Dr Stark said yesterday the arrangement with Ireland was a further demonstration of “the ECB’s new understanding of crisis management”.

“The ECB’s contractual basis and core mandate shift further into the background,” he wrote yesterday in “Die Welt” daily.

Earlier, the Bundesbank said the involvement of the Irish Central Bank in the promissory deal is “problematic”. In its monthly report, the German central bank highlighted what it described as "the increasingly stronger and more problematic inter-linkage between monetary and fiscal policy" in the European monetary union.

"The European Stability Mechanism, which should be responsible in this regard, has been established to provide any help to individual member states in servicing debt," it said. It highlighted what it described as "the increasingly stronger and more problematic inter-linkage" between monetary and fiscal policy in the European monetary union. "The European Stability Mechanism, which should be responsible in this regard, has been established to provide any help to individual member states in servicing debt," it said.
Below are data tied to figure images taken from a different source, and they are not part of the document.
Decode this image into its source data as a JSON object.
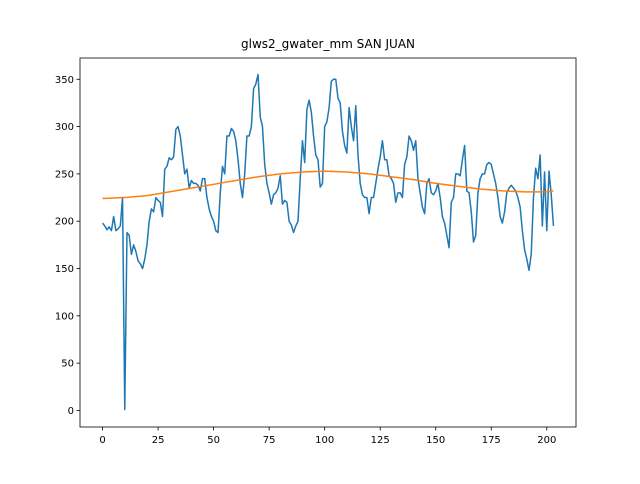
{
  "chart_data": {
    "type": "line",
    "title": "glws2_gwater_mm SAN JUAN",
    "x": [
      0,
      1,
      2,
      3,
      4,
      5,
      6,
      7,
      8,
      9,
      10,
      11,
      12,
      13,
      14,
      15,
      16,
      17,
      18,
      19,
      20,
      21,
      22,
      23,
      24,
      25,
      26,
      27,
      28,
      29,
      30,
      31,
      32,
      33,
      34,
      35,
      36,
      37,
      38,
      39,
      40,
      41,
      42,
      43,
      44,
      45,
      46,
      47,
      48,
      49,
      50,
      51,
      52,
      53,
      54,
      55,
      56,
      57,
      58,
      59,
      60,
      61,
      62,
      63,
      64,
      65,
      66,
      67,
      68,
      69,
      70,
      71,
      72,
      73,
      74,
      75,
      76,
      77,
      78,
      79,
      80,
      81,
      82,
      83,
      84,
      85,
      86,
      87,
      88,
      89,
      90,
      91,
      92,
      93,
      94,
      95,
      96,
      97,
      98,
      99,
      100,
      101,
      102,
      103,
      104,
      105,
      106,
      107,
      108,
      109,
      110,
      111,
      112,
      113,
      114,
      115,
      116,
      117,
      118,
      119,
      120,
      121,
      122,
      123,
      124,
      125,
      126,
      127,
      128,
      129,
      130,
      131,
      132,
      133,
      134,
      135,
      136,
      137,
      138,
      139,
      140,
      141,
      142,
      143,
      144,
      145,
      146,
      147,
      148,
      149,
      150,
      151,
      152,
      153,
      154,
      155,
      156,
      157,
      158,
      159,
      160,
      161,
      162,
      163,
      164,
      165,
      166,
      167,
      168,
      169,
      170,
      171,
      172,
      173,
      174,
      175,
      176,
      177,
      178,
      179,
      180,
      181,
      182,
      183,
      184,
      185,
      186,
      187,
      188,
      189,
      190,
      191,
      192,
      193,
      194,
      195,
      196,
      197,
      198,
      199,
      200,
      201,
      202,
      203
    ],
    "series": [
      {
        "color": "#1f77b4",
        "values": [
          198,
          195,
          191,
          194,
          190,
          205,
          190,
          192,
          195,
          225,
          1,
          188,
          185,
          165,
          175,
          168,
          158,
          155,
          150,
          160,
          175,
          200,
          213,
          210,
          225,
          222,
          220,
          205,
          255,
          258,
          267,
          265,
          268,
          297,
          300,
          290,
          270,
          250,
          255,
          235,
          243,
          240,
          240,
          238,
          232,
          245,
          245,
          225,
          213,
          205,
          200,
          190,
          188,
          230,
          258,
          250,
          290,
          290,
          298,
          295,
          285,
          265,
          240,
          225,
          250,
          290,
          290,
          300,
          340,
          345,
          355,
          310,
          300,
          260,
          240,
          230,
          218,
          228,
          230,
          235,
          248,
          218,
          222,
          220,
          200,
          196,
          188,
          195,
          200,
          245,
          285,
          262,
          318,
          328,
          315,
          290,
          270,
          265,
          236,
          240,
          300,
          305,
          320,
          348,
          350,
          350,
          330,
          325,
          295,
          280,
          272,
          320,
          300,
          285,
          322,
          270,
          240,
          228,
          225,
          225,
          208,
          225,
          225,
          240,
          255,
          268,
          285,
          265,
          265,
          248,
          245,
          240,
          220,
          230,
          230,
          225,
          260,
          268,
          290,
          285,
          275,
          285,
          245,
          230,
          215,
          208,
          240,
          245,
          230,
          228,
          232,
          240,
          225,
          205,
          198,
          185,
          172,
          220,
          225,
          250,
          250,
          248,
          265,
          280,
          232,
          230,
          210,
          178,
          185,
          230,
          245,
          250,
          250,
          260,
          262,
          260,
          250,
          240,
          225,
          205,
          198,
          210,
          230,
          235,
          238,
          235,
          232,
          225,
          215,
          190,
          170,
          160,
          148,
          165,
          225,
          256,
          245,
          270,
          195,
          252,
          190,
          253,
          228,
          195
        ]
      },
      {
        "color": "#ff7f0e",
        "x": [
          0,
          10,
          20,
          30,
          40,
          50,
          60,
          70,
          80,
          90,
          100,
          110,
          120,
          130,
          140,
          150,
          160,
          170,
          180,
          190,
          200,
          203
        ],
        "values": [
          224,
          225,
          227,
          231,
          235,
          239,
          243,
          247,
          250,
          252,
          253,
          252,
          250,
          247,
          244,
          240,
          237,
          234,
          232,
          231,
          231,
          232
        ]
      }
    ],
    "xlim": [
      -10.15,
      213.15
    ],
    "ylim": [
      -17.5,
      372.5
    ],
    "xticks": [
      0,
      25,
      50,
      75,
      100,
      125,
      150,
      175,
      200
    ],
    "yticks": [
      0,
      50,
      100,
      150,
      200,
      250,
      300,
      350
    ]
  }
}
Meanwhile, Minister for Social Protection Joan Burton dismissed suggestions that the deal is in danger of unravelling, saying it was “generally recognised” that the agreement was helpful to Ireland and the European Union.  She also reiterated that savings from the deal should be availed of this year despite resistance from the troika to any such move.

The Government is facing resistance from the troika against any move to use gains from the Anglo Irish Bank promissory note deal to soften next year’s budget.

“I think the troika, no more than myself, must be very, very aware of the difficult news that unemployment in the euro zone countries is at 11 per cent and overall in the EU at 10 per cent. They are shockingly high figures, and in Ireland it’s 14.6 per cent,” Ms Burton said in Dublin this morning.

"The critical thing is the promissory note deal gives Ireland a small bit of extra leeway in relation to helping people get back to work and I would like to see the Budget framed in the context of helping people get back to work, and we have that bit of extra leeway from the promissory note deal.”